Arabian Nights/YMMV

Everything About Fiction You Never Wanted to Know.


  • Archive Panic - Hey, I've always wanted to read Arabian Nights! Wait, there's 1001 of these stories?!
  • Downer Ending: In one stage version of the play, the last line of the play is repeated several times as bomber radio chatter fades in. At the very end there's a sound of a bomb dropping, an explosion, and then all falls silent.
  • Ensemble Darkhorse:
    • Aladdin and Ali Baba are the most famous stories from Nights even though they are not in the original source material; in fact their oldest documented versions aren't even in Arabic, but come from the French translation of Antoine Galland.
    • Sinbad the Sailor, who's probably second best known after Aladdin.
  • Germans Love David Hasselhoff: According to The Other Wiki, the Nights to this day aren't particularly well-regarded in the Arabic world to anyone beyond certain writers and scholars, and it was even less popular back whenever it first was written (as Medieval Arabs thought that True Art Is Poetry). It's entirely possible that the Nights have had more influence on European literature than they did on Arabian.
  • Historical Hero Upgrade - Harun al-Rashid. Okay, maybe he did sometimes go out into the city in disguise, but in real history he was really not a lovable adventurer. Even before he killed his Vizier and the vizier's entire family, leading to a political crisis that took years to resolve, there's not much to suggest he was an extraordinarily good ruler, although he probably wasn't an extraordinarily bad one either. He's mainly in the stories because of the greatness of his empire, not of himself.
  • Historical Villain Upgrade - the specific vizier whom Harun al-Rashid killed. However, a few tales sometimes give Jafar a Historical Hero Upgrade instead, playing roles ranging from a detective in "The Three Apples" to a heroic adventurer in "The Tale of Attaf".
  • Ho Yay: The old man and the beautiful boys.
  • Values Dissonance - Like crazy.
    • One notable instance is in the fourth voyage of Sinbad, in which he murders and robs innocent people for their food and jewelry to survive a little while longer in a pit.
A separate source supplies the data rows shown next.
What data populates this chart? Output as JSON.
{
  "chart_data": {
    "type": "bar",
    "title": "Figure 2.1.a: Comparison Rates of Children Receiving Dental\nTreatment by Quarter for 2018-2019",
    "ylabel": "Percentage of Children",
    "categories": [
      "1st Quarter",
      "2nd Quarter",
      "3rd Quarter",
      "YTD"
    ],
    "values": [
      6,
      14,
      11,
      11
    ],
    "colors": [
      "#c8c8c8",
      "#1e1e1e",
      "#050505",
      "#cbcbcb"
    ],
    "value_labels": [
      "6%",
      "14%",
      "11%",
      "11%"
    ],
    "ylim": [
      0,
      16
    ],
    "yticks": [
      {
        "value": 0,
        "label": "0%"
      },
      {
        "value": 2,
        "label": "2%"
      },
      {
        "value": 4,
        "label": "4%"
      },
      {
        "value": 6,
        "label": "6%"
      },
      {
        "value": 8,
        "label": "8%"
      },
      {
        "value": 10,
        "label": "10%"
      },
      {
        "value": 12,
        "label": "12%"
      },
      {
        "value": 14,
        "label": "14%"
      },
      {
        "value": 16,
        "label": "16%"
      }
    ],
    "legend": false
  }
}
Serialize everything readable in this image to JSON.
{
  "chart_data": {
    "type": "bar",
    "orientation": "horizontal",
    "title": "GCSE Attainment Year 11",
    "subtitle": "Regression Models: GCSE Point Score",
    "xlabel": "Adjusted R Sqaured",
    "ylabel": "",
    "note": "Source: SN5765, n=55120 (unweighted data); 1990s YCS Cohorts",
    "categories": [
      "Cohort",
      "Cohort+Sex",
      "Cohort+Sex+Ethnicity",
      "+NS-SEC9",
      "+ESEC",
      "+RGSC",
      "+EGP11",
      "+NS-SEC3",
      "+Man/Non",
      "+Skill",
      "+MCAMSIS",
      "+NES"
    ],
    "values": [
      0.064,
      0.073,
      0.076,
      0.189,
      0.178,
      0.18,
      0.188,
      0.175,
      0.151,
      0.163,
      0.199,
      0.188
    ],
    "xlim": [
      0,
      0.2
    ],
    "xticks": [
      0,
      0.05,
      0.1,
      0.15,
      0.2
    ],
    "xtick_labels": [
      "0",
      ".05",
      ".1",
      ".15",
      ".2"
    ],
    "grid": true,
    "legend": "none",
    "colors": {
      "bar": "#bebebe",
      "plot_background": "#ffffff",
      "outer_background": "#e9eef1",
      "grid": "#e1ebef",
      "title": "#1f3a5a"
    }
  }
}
He apparently didn't even bother to look for an escape, seeing as he easily finds one later, just by following a wild animal that was snacking on all the corpses.
    • Another one being the story of a King discovering his wife was cheating on him with what later translations claim to be the ugliest man on earth. Apparently more accurate translations was simply that she was cheating on him with a black slave.
    • At times it is (or was at least) a convention for Islamic storytellers to say use as preliminary decorations to their stories, phrases like "'Tis said-but Allah alone knows." While this comes across mostly as flourish to a Westerner, to a Moslem it was a way to avoid annoyance from religious authorities as the habitual distinction between lying and storytelling wasn't always taken for granted. If Allah alone knows, The Storyteller couldn't be held to be dishonest as he was theoretically reporting what was said, and of course "Allah alone knows."
  • What Do You Mean It's Not for Kids? - The book is known for its violence, sexual, and racist content. Thanks to Values Dissonance, it borders on Dead Baby Comedy at times.
  • Why Would Anyone Take Him Back?: (In the 2010 musical) The male genie and Aladdin take back Djinninia and Jasmina in spite of all the wrong they've done.